A investigação foi formalizada por meio da Portaria nº 27/2025, assinada pelo promotor de Justiça Edilsom Farias no dia 3 de dezembro, no âmbito da 42ª Promotoria de Justiça de Teresina. O foco é a possível manutenção de trabalhadores com vínculos precários — como contratos temporários, terceirizações ou outras formas similares — exercendo funções que, em tese, deveriam ser ocupadas por servidores efetivos, mediante concurso público.
Segundo o MP, a apuração teve início a partir de uma notícia de fato instaurada para levantamento preliminar de informações. Durante essa fase, foram encaminhados ofícios à direção do Laboratório Raul Bacellar solicitando esclarecimentos sobre a situação funcional dos colaboradores.

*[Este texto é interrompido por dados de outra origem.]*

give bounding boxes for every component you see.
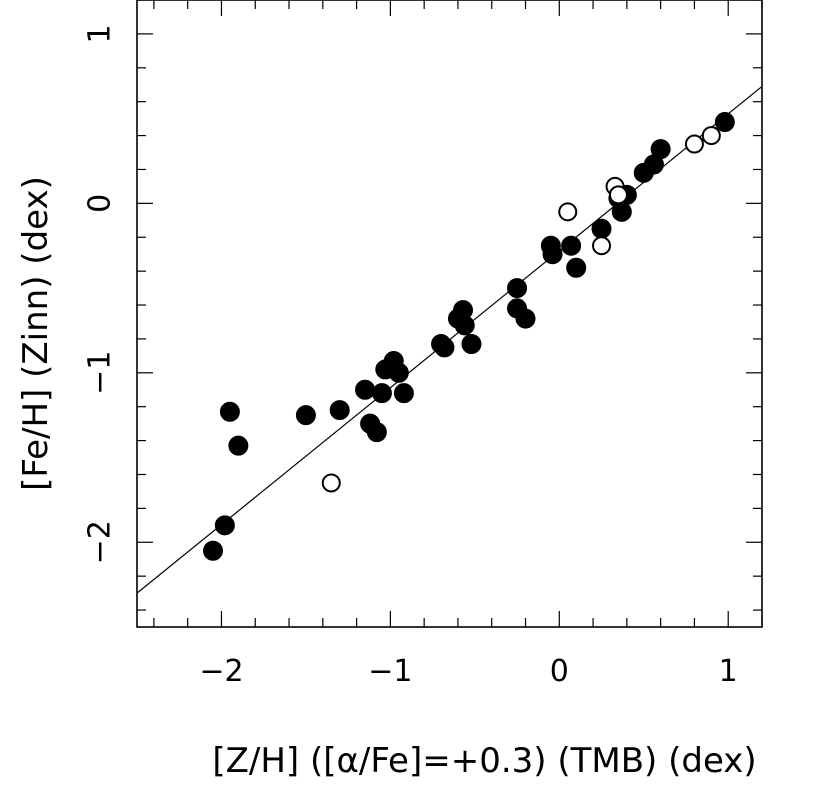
filled-data-point [611, 201, 632, 222]
x-axis-title: [Z/H] ([α/Fe]=+0.3) (TMB) (dex) [212, 741, 756, 781]
open-data-point [701, 126, 721, 146]
filled-data-point [566, 257, 587, 278]
filled-data-point [355, 379, 376, 400]
filled-data-point [591, 218, 612, 239]
filled-data-point [515, 308, 536, 329]
filled-data-point [393, 383, 414, 404]
filled-data-point [214, 515, 235, 536]
filled-data-point [454, 315, 475, 336]
axes-layer: −2 −1 0 1 −2 −1 0 1 [83, 0, 763, 689]
y-axis-title: [Fe/H] (Zinn) (dex) [16, 176, 56, 491]
x-tick-label: 0 [550, 654, 569, 689]
filled-data-point [561, 235, 582, 256]
filled-data-point [295, 405, 316, 426]
filled-data-point [507, 278, 528, 299]
filled-data-point [329, 400, 350, 421]
open-data-point [592, 236, 612, 256]
filled-data-point [388, 362, 409, 383]
filled-data-point [366, 422, 387, 443]
filled-data-point [219, 401, 240, 422]
filled-data-point [542, 244, 563, 265]
filled-data-point [461, 334, 482, 355]
y-tick-label: 0 [83, 194, 118, 213]
open-data-point [321, 473, 341, 493]
open-data-point [558, 202, 578, 222]
filled-data-point [203, 540, 224, 561]
x-tick-label: 1 [719, 654, 738, 689]
x-tick-label: −2 [199, 654, 243, 689]
filled-data-point [228, 435, 249, 456]
open-data-point [608, 185, 628, 205]
filled-data-point [371, 383, 392, 404]
y-tick-label: −2 [83, 520, 118, 564]
filled-data-point [650, 139, 671, 160]
data-points [203, 112, 735, 561]
y-tick-label: −1 [83, 351, 118, 395]
y-tick-label: 1 [83, 24, 118, 43]
filled-data-point [714, 112, 735, 133]
filled-data-point [434, 337, 455, 358]
plot-frame [136, 0, 763, 628]
x-tick-label: −1 [368, 654, 412, 689]
open-data-point [684, 134, 704, 154]
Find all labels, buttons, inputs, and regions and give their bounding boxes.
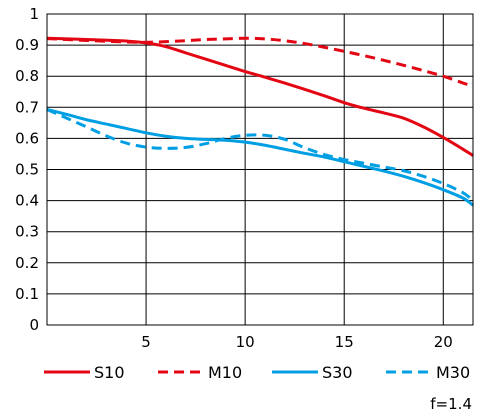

Apesar de os documentos terem sido recebidos, não houve resposta dentro do prazo estipulado.
Diante do encerramento do prazo máximo da notícia de fato e da necessidade de aprofundar as investigações, o promotor decidiu instaurar um Procedimento Administrativo. Esse instrumento, previsto pelo Conselho Nacional do Ministério Público (CNMP), é utilizado para acompanhar e apurar situações que ainda não exigem a abertura imediata de um inquérito civil.
Entre as medidas adotadas, o MP determinou o envio de um novo ofício à Diretoria do Laboratório Raul Bacellar, requisitando, no prazo de dez dias úteis, a relação completa de todos os trabalhadores lotados na unidade, com a indicação detalhada do tipo de vínculo mantido com o órgão, além de outros esclarecimentos considerados necessários.
O procedimento segue em tramitação na 42ª Promotoria de Justiça de Teresina e tem como objetivo verificar eventual afronta aos princípios constitucionais da administração pública, como legalidade, impessoalidade, moralidade, publicidade e eficiência.
Outro lado
Procurada, a assessoria de comunicação da Fundação Municipal de Saúde informou que encaminharia um posicionamento, o que não ocorreu até a publicação desta matéria. O espaço permanece aberto para esclarecimentos.